Newry River (An Rí; Ulster-Scots: Clanrye Wattèr), also known as the River Clanrye, is a river in Northern Ireland, flowing through counties Down and Armagh. The river passes through the city of Newry and empties into Carlingford Lough near Warrenpoint.

==Course==
The river, which runs through Newry, forms the historic border between County Armagh and County Down. Some maps call the portion downstream from Newry to the Lough the 'Newry River' and the portion upstream of Newry the 'Clanrye' (as it curls around to its sources in the foothills of the Mourne Mountains), but not all sources make this distinction. According to local tradition, however, the entire waterway is known as the Clanrye River.

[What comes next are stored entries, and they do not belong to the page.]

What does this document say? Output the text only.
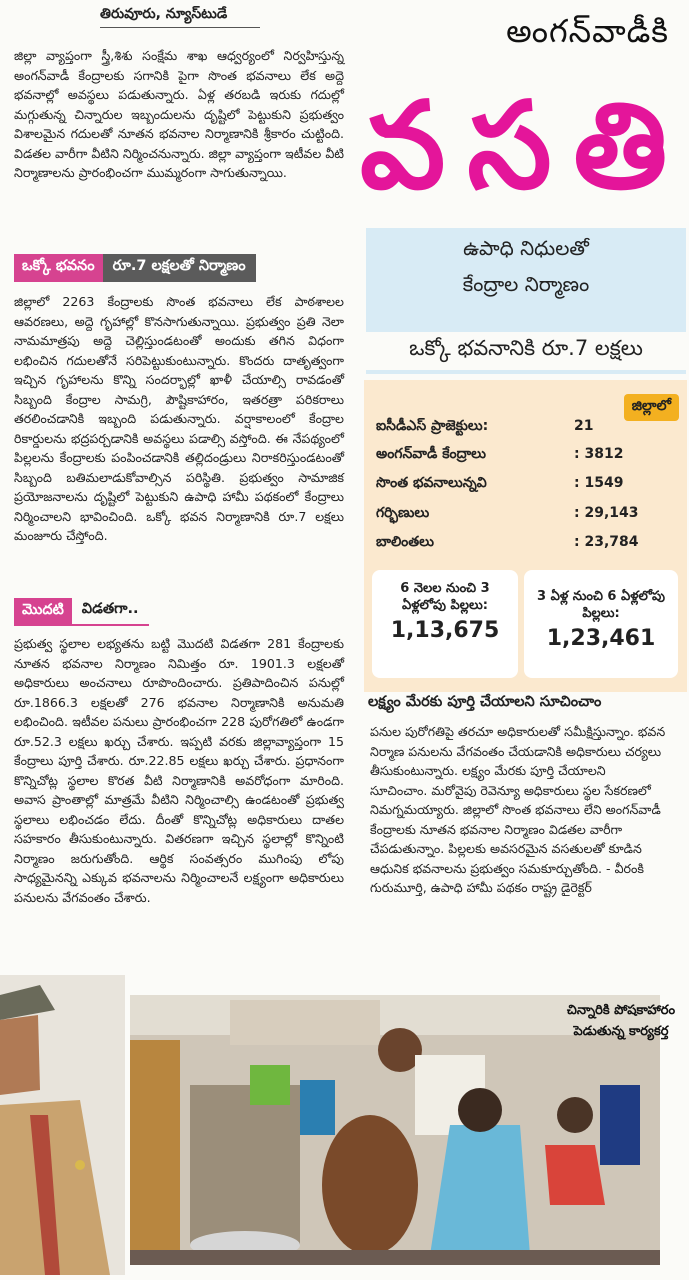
తిరువూరు, న్యూస్‌టుడే

జిల్లా వ్యాప్తంగా స్త్రీ,శిశు సంక్షేమ శాఖ ఆధ్వర్యంలో నిర్వహిస్తున్న అంగన్‌వాడీ కేంద్రాలకు సగానికి పైగా సొంత భవనాలు లేక అద్దె భవనాల్లో అవస్థలు పడుతున్నారు. ఏళ్ల తరబడి ఇరుకు గదుల్లో మగ్గుతున్న చిన్నారుల ఇబ్బందులను దృష్టిలో పెట్టుకుని ప్రభుత్వం విశాలమైన గదులతో నూతన భవనాల నిర్మాణానికి శ్రీకారం చుట్టింది. విడతల వారీగా వీటిని నిర్మించనున్నారు. జిల్లా వ్యాప్తంగా ఇటీవల వీటి నిర్మాణాలను ప్రారంభించగా ముమ్మరంగా సాగుతున్నాయి.

ఒక్కో భవనం	రూ.7 లక్షలతో నిర్మాణం

జిల్లాలో 2263 కేంద్రాలకు సొంత భవనాలు లేక పాఠశాలల ఆవరణలు, అద్దె గృహాల్లో కొనసాగుతున్నాయి. ప్రభుత్వం ప్రతి నెలా నామమాత్రపు అద్దె చెల్లిస్తుండటంతో అందుకు తగిన విధంగా లభించిన గదులతోనే సరిపెట్టుకుంటున్నారు. కొందరు దాతృత్వంగా ఇచ్చిన గృహాలను కొన్ని సందర్భాల్లో ఖాళీ చేయాల్సి రావడంతో సిబ్బంది కేంద్రాల సామగ్రి, పౌష్టికాహారం, ఇతరత్రా పరికరాలు తరలించడానికి ఇబ్బంది పడుతున్నారు. వర్షాకాలంలో కేంద్రాల రికార్డులను భద్రపర్చడానికి అవస్థలు పడాల్సి వస్తోంది. ఈ నేపథ్యంలో పిల్లలను కేంద్రాలకు పంపించడానికి తల్లిదండ్రులు నిరాకరిస్తుండటంతో సిబ్బంది బతిమలాడుకోవాల్సిన పరిస్థితి. ప్రభుత్వం సామాజిక ప్రయోజనాలను దృష్టిలో పెట్టుకుని ఉపాధి హామీ పథకంలో కేంద్రాలు నిర్మించాలని భావించింది. ఒక్కో భవన నిర్మాణానికి రూ.7 లక్షలు మంజూరు చేస్తోంది.

మొదటి	విడతగా..

ప్రభుత్వ స్థలాల లభ్యతను బట్టి మొదటి విడతగా 281 కేంద్రాలకు నూతన భవనాల నిర్మాణం నిమిత్తం రూ. 1901.3 లక్షలతో అధికారులు అంచనాలు రూపొందించారు. ప్రతిపాదించిన పనుల్లో రూ.1866.3 లక్షలతో 276 భవనాల నిర్మాణానికి అనుమతి లభించింది. ఇటీవల పనులు ప్రారంభించగా 228 పురోగతిలో ఉండగా రూ.52.3 లక్షలు ఖర్చు చేశారు. ఇప్పటి వరకు జిల్లావ్యాప్తంగా 15 కేంద్రాలు పూర్తి చేశారు. రూ.22.85 లక్షలు ఖర్చు చేశారు. ప్రధానంగా కొన్నిచోట్ల స్థలాల కొరత వీటి నిర్మాణానికి అవరోధంగా మారింది. అవాస ప్రాంతాల్లో మాత్రమే వీటిని నిర్మించాల్సి ఉండటంతో ప్రభుత్వ స్థలాలు లభించడం లేదు. దీంతో కొన్నిచోట్ల అధికారులు దాతల సహకారం తీసుకుంటున్నారు. వితరణగా ఇచ్చిన స్థలాల్లో కొన్నింటి నిర్మాణం జరుగుతోంది. ఆర్థిక సంవత్సరం ముగింపు లోపు సాధ్యమైనన్ని ఎక్కువ భవనాలను నిర్మించాలనే లక్ష్యంగా అధికారులు పనులను వేగవంతం చేశారు.

అంగన్‌వాడీకి
వసతి
ఉపాధి నిధులతో
కేంద్రాల నిర్మాణం
ఒక్కో భవనానికి రూ.7 లక్షలు
జిల్లాలో
ఐసీడీఎస్ ప్రాజెక్టులు:	21
అంగన్‌వాడీ కేంద్రాలు	: 3812
సొంత భవనాలున్నవి	: 1549
గర్భిణులు	: 29,143
బాలింతలు	: 23,784
6 నెలల నుంచి 3 ఏళ్లలోపు పిల్లలు:
1,13,675
3 ఏళ్ల నుంచి 6 ఏళ్లలోపు పిల్లలు:
1,23,461
లక్ష్యం మేరకు పూర్తి చేయాలని సూచించాం

పనుల పురోగతిపై తరచూ అధికారులతో సమీక్షిస్తున్నాం. భవన నిర్మాణ పనులను వేగవంతం చేయడానికి అధికారులు చర్యలు తీసుకుంటున్నారు. లక్ష్యం మేరకు పూర్తి చేయాలని సూచించాం. మరోవైపు రెవెన్యూ అధికారులు స్థల సేకరణలో నిమగ్నమయ్యారు. జిల్లాలో సొంత భవనాలు లేని అంగన్‌వాడీ కేంద్రాలకు నూతన భవనాల నిర్మాణం విడతల వారీగా చేపడుతున్నాం. పిల్లలకు అవసరమైన వసతులతో కూడిన ఆధునిక భవనాలను ప్రభుత్వం సమకూర్చుతోంది. - వీరంకి గురుమూర్తి, ఉపాధి హామీ పథకం రాష్ట్ర డైరెక్టర్

చిన్నారికి పోషకాహారం పెడుతున్న కార్యకర్త
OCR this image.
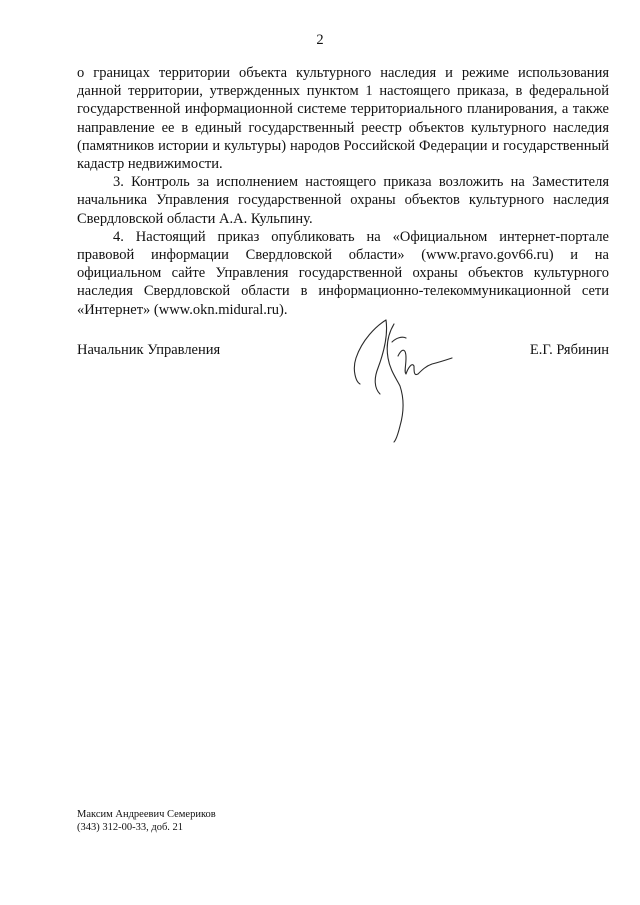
2

о границах территории объекта культурного наследия и режиме использования данной территории, утвержденных пунктом 1 настоящего приказа, в федеральной государственной информационной системе территориального планирования, а также направление ее в единый государственный реестр объектов культурного наследия (памятников истории и культуры) народов Российской Федерации и государственный кадастр недвижимости.

3. Контроль за исполнением настоящего приказа возложить на Заместителя начальника Управления государственной охраны объектов культурного наследия Свердловской области А.А. Кульпину.

4. Настоящий приказ опубликовать на «Официальном интернет-портале правовой информации Свердловской области» (www.pravo.gov66.ru) и на официальном сайте Управления государственной охраны объектов культурного наследия Свердловской области в информационно-телекоммуникационной сети «Интернет» (www.okn.midural.ru).

Начальник Управления	Е.Г. Рябинин
Максим Андреевич Семериков
(343) 312-00-33, доб. 21
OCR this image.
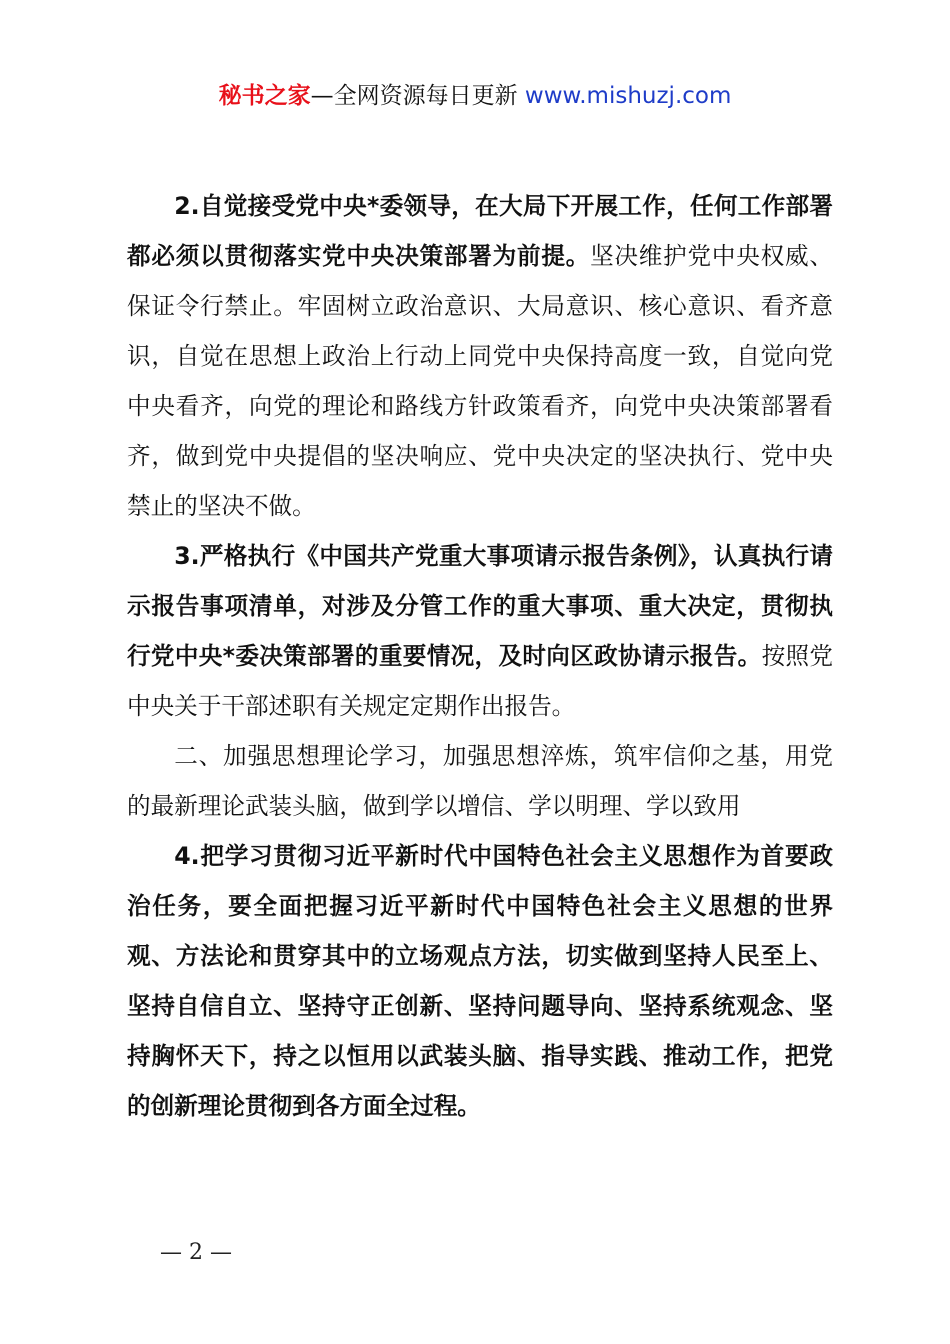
秘书之家—全网资源每日更新 www.mishuzj.com

2.自觉接受党中央*委领导，在大局下开展工作，任何工作部署都必须以贯彻落实党中央决策部署为前提。坚决维护党中央权威、保证令行禁止。牢固树立政治意识、大局意识、核心意识、看齐意识，自觉在思想上政治上行动上同党中央保持高度一致，自觉向党中央看齐，向党的理论和路线方针政策看齐，向党中央决策部署看齐，做到党中央提倡的坚决响应、党中央决定的坚决执行、党中央禁止的坚决不做。

3.严格执行《中国共产党重大事项请示报告条例》，认真执行请示报告事项清单，对涉及分管工作的重大事项、重大决定，贯彻执行党中央*委决策部署的重要情况，及时向区政协请示报告。按照党中央关于干部述职有关规定定期作出报告。

二、加强思想理论学习，加强思想淬炼，筑牢信仰之基，用党的最新理论武装头脑，做到学以增信、学以明理、学以致用

4.把学习贯彻习近平新时代中国特色社会主义思想作为首要政治任务，要全面把握习近平新时代中国特色社会主义思想的世界观、方法论和贯穿其中的立场观点方法，切实做到坚持人民至上、坚持自信自立、坚持守正创新、坚持问题导向、坚持系统观念、坚持胸怀天下，持之以恒用以武装头脑、指导实践、推动工作，把党的创新理论贯彻到各方面全过程。

— 2 —
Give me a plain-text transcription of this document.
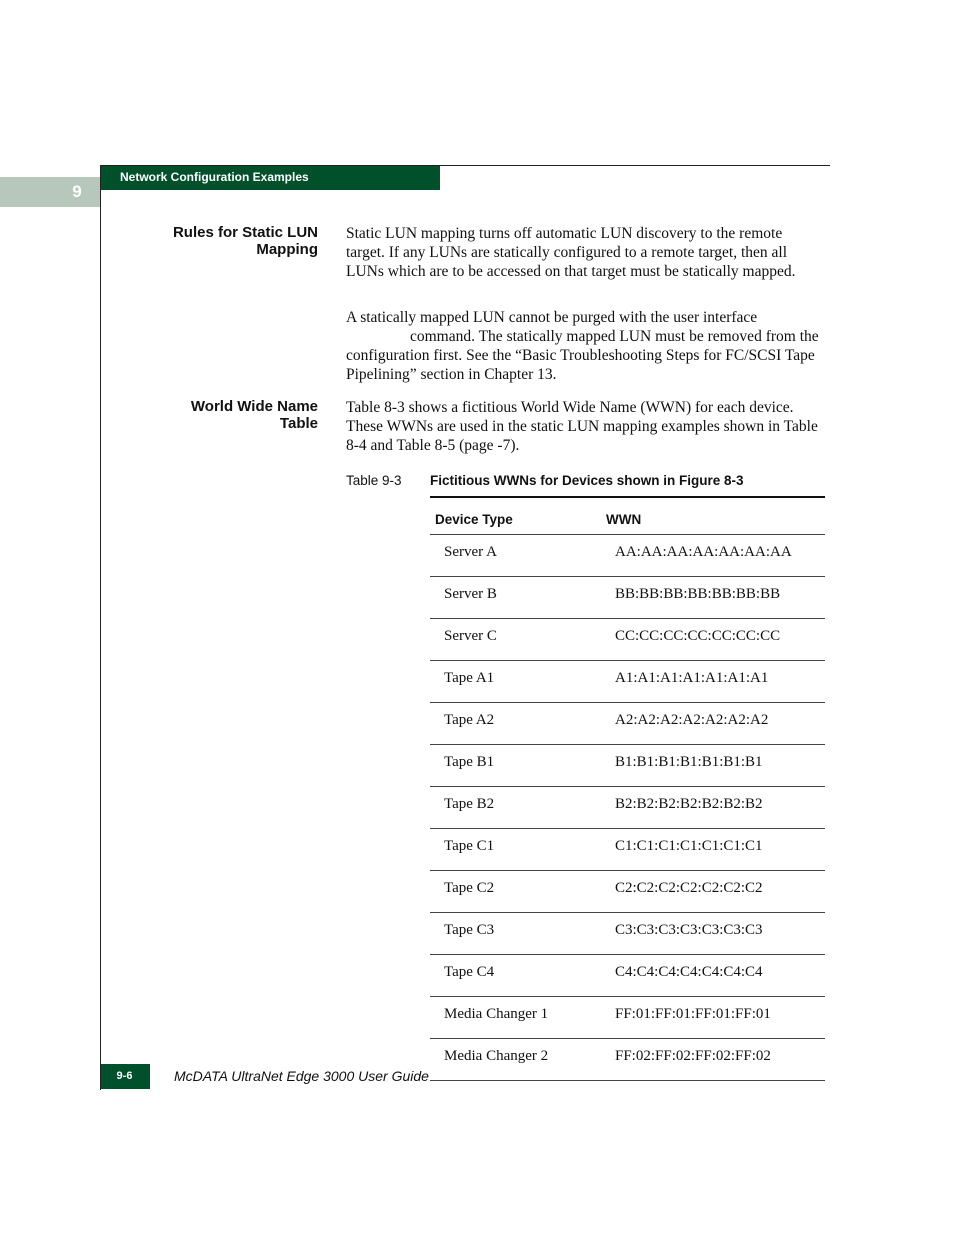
9
Network Configuration Examples
Rules for Static LUN
Mapping

Static LUN mapping turns off automatic LUN discovery to the remote target. If any LUNs are statically configured to a remote target, then all LUNs which are to be accessed on that target must be statically mapped.

A statically mapped LUN cannot be purged with the user interface command. The statically mapped LUN must be removed from the configuration first. See the “Basic Troubleshooting Steps for FC/SCSI Tape Pipelining” section in Chapter 13.

World Wide Name
Table

Table 8-3 shows a fictitious World Wide Name (WWN) for each device. These WWNs are used in the static LUN mapping examples shown in Table 8-4 and Table 8-5 (page -7).

Table 9-3 Fictitious WWNs for Devices shown in Figure 8-3
Device Type	WWN
Server A	AA:AA:AA:AA:AA:AA:AA
Server B	BB:BB:BB:BB:BB:BB:BB
Server C	CC:CC:CC:CC:CC:CC:CC
Tape A1	A1:A1:A1:A1:A1:A1:A1
Tape A2	A2:A2:A2:A2:A2:A2:A2
Tape B1	B1:B1:B1:B1:B1:B1:B1
Tape B2	B2:B2:B2:B2:B2:B2:B2
Tape C1	C1:C1:C1:C1:C1:C1:C1
Tape C2	C2:C2:C2:C2:C2:C2:C2
Tape C3	C3:C3:C3:C3:C3:C3:C3
Tape C4	C4:C4:C4:C4:C4:C4:C4
Media Changer 1	FF:01:FF:01:FF:01:FF:01
Media Changer 2	FF:02:FF:02:FF:02:FF:02
9-6	McDATA UltraNet Edge 3000 User Guide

While the Newry River flows under the Newry Town Hall, according to the Ordnance Survey of Northern Ireland, the Clanrye breaks away from the Newry River near Drummillar. The Clanrye then progresses under the main A1 road at Sheepbridge and onward toward the Mayobridge Road at the Crown Bridges and Ashtree Cottages.

Beyond Newry, the river flows south-east, past Narrow Water Castle, where it enters Carlingford Lough at Warrenpoint.

==Names==

===Clanrye River===

The word 'Clanrye' comes from the Irish Gleann Rí meaning King's Valley.

=== Newry River and Saint Patrick ===
During one of Saint Patrick's exploratory missions to Ireland he was said to have set up camp on a sandy stretch of the Clanrye River. Whilst settling himself there he decided to plant a yew tree symbolising Ireland's growing and strengthening faith. It is this story which gave Newry its name, Iúr Cinn Trá: the yew tree at the head of the strand (although this part of the riverbank does not resemble a beach today). A monastery, later replaced in 1144 by a Cistercian Abbey, grew up around this yew, with the associated city, An tIúr (simply 'The Yew Tree'), and by anglicisation, Newry, arising around the monastery, and the river, thereafter. An image of a seated St Patrick beside a yew tree by the Clanrye River remains the crest of several local organisations including Newry City A.F.C. and the local Newry Reporter newspaper.

== Bridges ==
The Clanrye River was initially crossed by fords, with the earliest recorded incident occurring in 1178 when English soldiers drowned during a battle. A castle was subsequently built by John de Courcy to secure the river crossing. By the mid-17th century, a bridge was likely in place, referenced during the Irish Rebellion of 1641. A wooden bridge was described in 1673 by French traveller Albert Jouvin de Rochefort, and by the late 17th century, it played a role in military movements during the Williamite War in Ireland. The 18th century saw significant development, including the construction of stone bridges such as the Mudda Murphy Bridge and others associated with the Newry Canal, completed in 1742.